Governments should not issue so-called "immunity passports" or "risk-free certificates" as a way of easing lockdowns, the World Health Organization (WHO) says.
It said there was "no evidence" that people who had developed antibodies after recovering from the virus were protected against a second infection.
Such a move could actually increase virus transmission, it warned.
People who assumed they were immune might stop taking precautions, it said.
Some governments have considered permitting people who have recovered to travel or return to work.
Restrictions imposed on movement to stop the virus spreading have crippled economies around the world.
More than 2.8m cases of the virus have been confirmed worldwide and nearly 200,000 people have died.
What did the WHO say?
"There is currently no evidence that people who have recovered from Covid-19 and have antibodies are protected from a second infection," the WHO said in a briefing note.

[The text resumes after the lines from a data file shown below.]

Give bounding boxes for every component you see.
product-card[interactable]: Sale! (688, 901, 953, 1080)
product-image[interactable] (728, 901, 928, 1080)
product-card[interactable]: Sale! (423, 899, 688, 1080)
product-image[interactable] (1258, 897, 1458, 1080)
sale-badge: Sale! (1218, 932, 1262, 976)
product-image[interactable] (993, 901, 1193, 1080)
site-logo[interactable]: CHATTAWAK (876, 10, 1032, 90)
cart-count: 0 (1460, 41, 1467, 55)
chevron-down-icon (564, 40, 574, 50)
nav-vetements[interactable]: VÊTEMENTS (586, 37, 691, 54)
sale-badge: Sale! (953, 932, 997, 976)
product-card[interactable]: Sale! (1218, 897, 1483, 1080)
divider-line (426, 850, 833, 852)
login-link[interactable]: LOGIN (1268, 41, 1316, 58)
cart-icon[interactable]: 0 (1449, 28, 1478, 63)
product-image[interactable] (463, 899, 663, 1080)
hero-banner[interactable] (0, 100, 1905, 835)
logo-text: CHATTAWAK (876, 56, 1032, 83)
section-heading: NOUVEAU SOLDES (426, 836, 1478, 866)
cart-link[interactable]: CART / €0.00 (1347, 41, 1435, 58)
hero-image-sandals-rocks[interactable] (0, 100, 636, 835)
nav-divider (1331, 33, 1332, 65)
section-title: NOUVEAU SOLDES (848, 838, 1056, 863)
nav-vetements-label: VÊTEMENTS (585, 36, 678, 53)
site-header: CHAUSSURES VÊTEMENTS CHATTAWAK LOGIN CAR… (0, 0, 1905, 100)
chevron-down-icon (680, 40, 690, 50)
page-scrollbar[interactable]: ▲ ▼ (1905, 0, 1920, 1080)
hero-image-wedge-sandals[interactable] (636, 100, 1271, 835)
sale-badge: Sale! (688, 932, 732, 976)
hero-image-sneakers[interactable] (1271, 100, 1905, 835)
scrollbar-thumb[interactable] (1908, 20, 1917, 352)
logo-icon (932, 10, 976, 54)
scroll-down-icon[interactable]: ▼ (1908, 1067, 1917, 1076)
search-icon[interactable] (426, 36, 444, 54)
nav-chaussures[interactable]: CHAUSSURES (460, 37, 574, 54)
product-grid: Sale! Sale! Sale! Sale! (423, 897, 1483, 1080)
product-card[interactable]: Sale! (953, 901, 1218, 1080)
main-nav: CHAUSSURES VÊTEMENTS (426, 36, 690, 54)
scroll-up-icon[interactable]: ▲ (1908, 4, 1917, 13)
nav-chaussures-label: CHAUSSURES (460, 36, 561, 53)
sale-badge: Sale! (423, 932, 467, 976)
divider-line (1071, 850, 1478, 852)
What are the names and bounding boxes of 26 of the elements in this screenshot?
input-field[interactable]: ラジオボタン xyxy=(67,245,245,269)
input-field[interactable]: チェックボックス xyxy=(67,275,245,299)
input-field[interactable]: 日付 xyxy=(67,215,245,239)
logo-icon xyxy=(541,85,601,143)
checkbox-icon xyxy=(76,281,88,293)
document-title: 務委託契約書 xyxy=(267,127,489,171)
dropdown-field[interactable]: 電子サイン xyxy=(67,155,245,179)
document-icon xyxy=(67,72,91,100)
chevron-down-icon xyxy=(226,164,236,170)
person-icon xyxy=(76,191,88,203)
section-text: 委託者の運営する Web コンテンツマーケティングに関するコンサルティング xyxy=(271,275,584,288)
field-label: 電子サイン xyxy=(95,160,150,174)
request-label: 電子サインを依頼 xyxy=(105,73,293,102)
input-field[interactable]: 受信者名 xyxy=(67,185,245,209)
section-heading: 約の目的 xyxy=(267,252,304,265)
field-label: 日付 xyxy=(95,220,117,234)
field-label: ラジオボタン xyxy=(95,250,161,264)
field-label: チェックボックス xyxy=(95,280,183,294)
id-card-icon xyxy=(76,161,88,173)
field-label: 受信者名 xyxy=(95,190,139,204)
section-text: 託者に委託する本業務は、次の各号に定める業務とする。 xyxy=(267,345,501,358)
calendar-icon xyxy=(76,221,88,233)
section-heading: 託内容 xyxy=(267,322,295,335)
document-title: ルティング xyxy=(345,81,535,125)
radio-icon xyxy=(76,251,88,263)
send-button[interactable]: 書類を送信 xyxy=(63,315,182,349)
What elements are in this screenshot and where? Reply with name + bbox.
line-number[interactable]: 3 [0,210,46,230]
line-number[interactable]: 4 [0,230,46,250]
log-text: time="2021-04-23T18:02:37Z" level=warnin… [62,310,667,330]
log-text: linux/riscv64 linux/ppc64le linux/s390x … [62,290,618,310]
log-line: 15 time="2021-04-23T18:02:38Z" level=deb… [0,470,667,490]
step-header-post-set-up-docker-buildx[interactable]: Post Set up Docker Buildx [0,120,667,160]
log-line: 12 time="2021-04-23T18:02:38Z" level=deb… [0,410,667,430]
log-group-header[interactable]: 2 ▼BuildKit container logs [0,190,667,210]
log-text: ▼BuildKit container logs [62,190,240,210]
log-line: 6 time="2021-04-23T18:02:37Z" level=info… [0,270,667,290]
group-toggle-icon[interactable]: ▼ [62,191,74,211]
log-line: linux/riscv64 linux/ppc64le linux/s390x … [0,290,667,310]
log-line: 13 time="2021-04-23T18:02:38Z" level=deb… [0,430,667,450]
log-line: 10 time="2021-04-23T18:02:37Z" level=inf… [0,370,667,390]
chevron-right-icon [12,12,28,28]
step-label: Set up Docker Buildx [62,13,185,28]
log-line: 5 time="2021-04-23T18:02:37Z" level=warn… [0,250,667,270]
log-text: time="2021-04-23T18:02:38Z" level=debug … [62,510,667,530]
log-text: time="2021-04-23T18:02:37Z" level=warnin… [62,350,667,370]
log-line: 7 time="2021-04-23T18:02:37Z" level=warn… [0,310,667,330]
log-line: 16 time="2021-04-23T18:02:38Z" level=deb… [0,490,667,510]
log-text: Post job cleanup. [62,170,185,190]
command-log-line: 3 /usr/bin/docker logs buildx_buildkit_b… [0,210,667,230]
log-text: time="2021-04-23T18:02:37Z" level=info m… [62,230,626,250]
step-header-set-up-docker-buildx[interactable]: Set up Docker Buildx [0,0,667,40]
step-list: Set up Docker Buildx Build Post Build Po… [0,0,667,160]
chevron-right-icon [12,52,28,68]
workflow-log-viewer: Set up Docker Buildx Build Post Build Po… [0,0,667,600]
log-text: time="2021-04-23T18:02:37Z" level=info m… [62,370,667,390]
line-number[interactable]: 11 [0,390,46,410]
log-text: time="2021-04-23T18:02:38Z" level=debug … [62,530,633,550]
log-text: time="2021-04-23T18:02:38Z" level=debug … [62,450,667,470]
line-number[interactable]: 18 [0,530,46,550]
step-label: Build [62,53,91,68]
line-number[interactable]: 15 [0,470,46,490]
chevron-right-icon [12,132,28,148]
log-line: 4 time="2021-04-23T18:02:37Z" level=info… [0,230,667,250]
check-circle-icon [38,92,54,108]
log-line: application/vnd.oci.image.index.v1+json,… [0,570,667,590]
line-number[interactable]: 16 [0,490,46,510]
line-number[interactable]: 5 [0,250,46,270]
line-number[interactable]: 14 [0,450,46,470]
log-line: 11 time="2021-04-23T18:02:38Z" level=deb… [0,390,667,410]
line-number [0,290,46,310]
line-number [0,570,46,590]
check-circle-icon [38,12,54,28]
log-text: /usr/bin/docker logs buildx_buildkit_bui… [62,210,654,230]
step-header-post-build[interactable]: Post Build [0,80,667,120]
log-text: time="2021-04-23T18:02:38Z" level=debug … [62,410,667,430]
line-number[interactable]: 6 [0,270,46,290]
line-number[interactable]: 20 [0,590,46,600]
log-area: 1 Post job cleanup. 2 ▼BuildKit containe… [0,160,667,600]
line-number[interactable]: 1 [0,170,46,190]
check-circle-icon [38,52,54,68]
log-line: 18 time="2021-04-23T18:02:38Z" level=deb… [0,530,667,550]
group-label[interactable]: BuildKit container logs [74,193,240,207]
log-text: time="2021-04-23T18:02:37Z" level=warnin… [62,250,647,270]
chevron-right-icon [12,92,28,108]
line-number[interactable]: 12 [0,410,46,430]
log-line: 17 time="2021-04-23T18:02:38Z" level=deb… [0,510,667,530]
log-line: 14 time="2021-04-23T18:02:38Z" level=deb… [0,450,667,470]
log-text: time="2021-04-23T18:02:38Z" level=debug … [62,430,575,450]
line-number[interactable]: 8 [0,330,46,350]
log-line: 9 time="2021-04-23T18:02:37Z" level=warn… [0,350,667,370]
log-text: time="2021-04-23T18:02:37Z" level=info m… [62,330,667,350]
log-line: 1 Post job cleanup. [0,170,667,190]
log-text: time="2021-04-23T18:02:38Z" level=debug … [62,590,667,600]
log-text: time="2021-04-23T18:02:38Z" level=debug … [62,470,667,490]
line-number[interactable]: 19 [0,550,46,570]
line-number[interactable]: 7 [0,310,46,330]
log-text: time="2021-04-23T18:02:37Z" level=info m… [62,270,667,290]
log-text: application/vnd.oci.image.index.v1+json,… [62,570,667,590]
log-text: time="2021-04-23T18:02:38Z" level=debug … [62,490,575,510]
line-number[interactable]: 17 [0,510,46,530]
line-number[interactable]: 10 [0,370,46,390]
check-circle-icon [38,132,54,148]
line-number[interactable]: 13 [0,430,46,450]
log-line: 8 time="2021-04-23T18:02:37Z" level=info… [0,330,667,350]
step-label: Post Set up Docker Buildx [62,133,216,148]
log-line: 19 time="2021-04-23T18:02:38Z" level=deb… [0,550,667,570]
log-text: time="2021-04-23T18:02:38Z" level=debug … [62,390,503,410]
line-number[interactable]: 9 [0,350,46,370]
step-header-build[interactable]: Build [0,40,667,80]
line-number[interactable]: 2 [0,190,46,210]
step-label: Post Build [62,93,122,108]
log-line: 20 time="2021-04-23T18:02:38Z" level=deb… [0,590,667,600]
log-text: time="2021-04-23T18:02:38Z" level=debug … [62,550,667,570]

Most studies carried out so far showed that people who had recovered from infection had antibodies in their blood - but some of these people had very low levels of antibodies.
This suggested that another part of the body's immune response - T-cells, which eliminate infected cells - may also be "critical" for recovery.
As of Friday, no study had evaluated whether the presence of antibodies to the virus conferred immunity to subsequent infection by the virus in humans, the WHO said.
"At this point in the pandemic, there is not enough evidence about the effectiveness of antibody-mediated immunity to guarantee the accuracy of an 'immunity passport' or 'risk-free certificate'," it said.
The organisation also said laboratory tests to detect antibodies needed further validation to determine their accuracy and also needed to distinguish between the previous infection by the SARS-CoV-2 virus - which has caused the pandemic - and the six other known coronaviruses in circulation.